Том 14 - Страница 2
Клевета на Сталина носила двойственный характер. Она была косвенной и прямой. Приведу примеры.
Можно сказать, “классическим” образчиком косвенной клеветы является шокировавший делегатов XX съезда намек Хрущева на будто бы причастность Сталина к убийству Кирова. Только в 90-х годах увидела свет брошюра А. Кириллиной “Рикошет” (СПб, 1993), на обширном документальном материале опровергающая эту абсурдную версию, которая исходила еще от Л. Троцкого, а, по утверждению В. Жухрая, была сфабрикована Черчиллем с помощью гестаповца оберштурмбанфюрера Хетля (См.: Жухрай В. Сталин: правда и ложь. М., 1996. С. 262). Но не слишком ли поздно? Версия основательно, на протяжении десятилетий “поработала” на противников социализма, стараниями А. Яковлева изображалась как некая достоверность и уж, во всяком случае, растиражирована в тысячи раз больше, чем истина.

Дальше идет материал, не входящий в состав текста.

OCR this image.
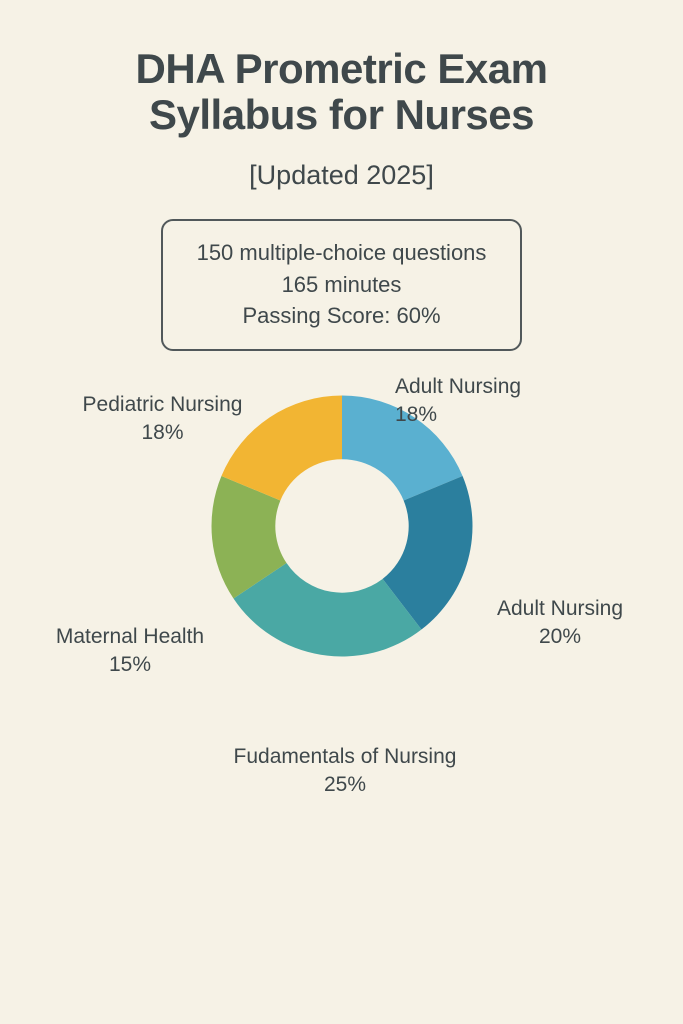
DHA Prometric Exam Syllabus for Nurses
[Updated 2025]
150 multiple-choice questions
165 minutes
Passing Score: 60%
Adult Nursing
18%
Adult Nursing
20%
Fudamentals of Nursing
25%
Maternal Health
15%
Pediatric Nursing
18%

На XX съезде КПСС, начиная антисталинскую кампанию, Хрущев ни словом не обмолвился о так называемом заговоре военных. Зато на XXII-м вынес его на всеобщее обозрение как еще один убедительный аргумент. “Жертвами репрессий стали такие видные военачальники, как Тухачевский, Якир, Уборевич, Корк, Егоров, Эйдеман и другие, — говорил Хрущев. — Это были заслуженные люди нашей армии, особенно Тухачевский, Якир и Уборевич, они были видными полководцами. А позже были репрессированы Блюхер и другие видные военачальники.
Как-то в зарубежной печати промелькнуло довольно любопытное сообщение, будто бы Гитлер, готовя нападение на нашу страну, через свою разведку подбросил сфабрикованный документ о том, что товарищи Якир, Тухачевский и другие являются агентами немецкого генерального штаба. Этот “документ”, якобы секретный, попал к президенту Чехословакии Бенешу, и тот, в свою очередь, руководствуясь, видимо, добрыми намерениями, переслал его Сталину. Якир, Тухачевский и другие товарищи были арестованы, а вслед за тем и уничтожены” (XXII съезд Коммунистической партии Советского Союза. Стенографический отчет. T. II. М., 1962. С. 585–586).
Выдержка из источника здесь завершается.